All capacitors are high pass, coils are low pass. You can't use them because they are likely to cause DC instability in the amp, which will cancel out and you might be totally unaware of it eating the outputs. Maybe a couple of like three ohm resistors. That makes for some power loss but should treat the amp OK. Then a cap to common, like maybe a 100 uF or something.

Or you could just connect it to one channel. I know it is not really Kosher but it beats nothing, either that or just sell it with the two speakers. Later you might be able to find a lone monoblock and power it with that. I assume you don't want to go out and get one and include it, that raises the price and one thing about private sales, the higher the price for most items, the longer they take to sell. Like we used to flip cars. Fix them and sell them, and in no case did we want anything we would have to charge more than a grand for. Today that figure would be higher, but there is still a limit. I don't need to have the thing in the drive for six months after putting a bunch of money on it. We don't do that anymore because of too many problems with the newer cars. I can handle most of them but the parts are going through the roof, and on some of them you can't even change the computer. In fact some of them you have to go to the dealer to get a new key. Too much hassle.

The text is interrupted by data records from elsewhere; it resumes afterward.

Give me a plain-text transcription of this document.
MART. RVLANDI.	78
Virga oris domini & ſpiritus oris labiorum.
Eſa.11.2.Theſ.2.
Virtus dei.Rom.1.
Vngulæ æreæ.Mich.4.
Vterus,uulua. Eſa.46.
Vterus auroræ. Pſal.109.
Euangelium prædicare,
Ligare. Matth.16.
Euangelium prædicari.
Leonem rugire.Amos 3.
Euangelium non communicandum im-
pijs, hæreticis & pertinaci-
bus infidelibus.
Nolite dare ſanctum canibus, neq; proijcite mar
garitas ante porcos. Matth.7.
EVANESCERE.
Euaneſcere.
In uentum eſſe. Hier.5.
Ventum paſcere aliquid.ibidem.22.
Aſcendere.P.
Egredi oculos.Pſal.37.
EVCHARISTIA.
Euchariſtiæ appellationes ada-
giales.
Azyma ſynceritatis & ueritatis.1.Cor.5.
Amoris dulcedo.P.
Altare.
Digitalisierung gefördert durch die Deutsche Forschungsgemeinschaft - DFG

So you might be best off just selling it with two speakers. The sub, well maybe one of these days. If you sold a monoblock and the sub together, with something that would sum the channels if the amp doesn't have a sub out, that might sell on its own, leaving you more money.

Actually the thing seems like it would make a half decent garage stereo, provided of course that you have a real garage.

 

RE: I would appreciate your help.., posted on May 18, 2017 at 08:32:46
fredtr
Audiophile

Posts: 1987
Location: Phoenix
Joined: January 4, 2005
Just curious, didn't understand your DC imbalance concern. I thought your suggestion of 100uF cap across the sub and running it from an unused channel would work fine. The amplifier will have volume levels for each channel so he can set the volume for the sub in relation to the mains.

 

RE: I would appreciate your help.., posted on May 19, 2017 at 16:00:18
JURB
Audiophile

Posts: 2056
Location: North Ohio
Joined: May 29, 2016
" I thought your suggestion of 100uF cap across the sub and running it from an unused channel would work fine."

That's not what I said and you can't just do that. It is a twp channel amp, and even if it did have separate amps for the B speakers you still can't do that. The cap will blow up if there is nothing to limit the current through it. Through a resistor is a different story.

Whether AC or DC, amp outputs should not be paralleled unless they are specifically designed for it, and some are but most are commercial. On a regular amp, the DC offset is controlled by feedback. If you attach what maight be a DC source or sink to the output that prevents that feedback from working, the amps work against each other leading to high dissipation in the outputs. And you might not even hear it.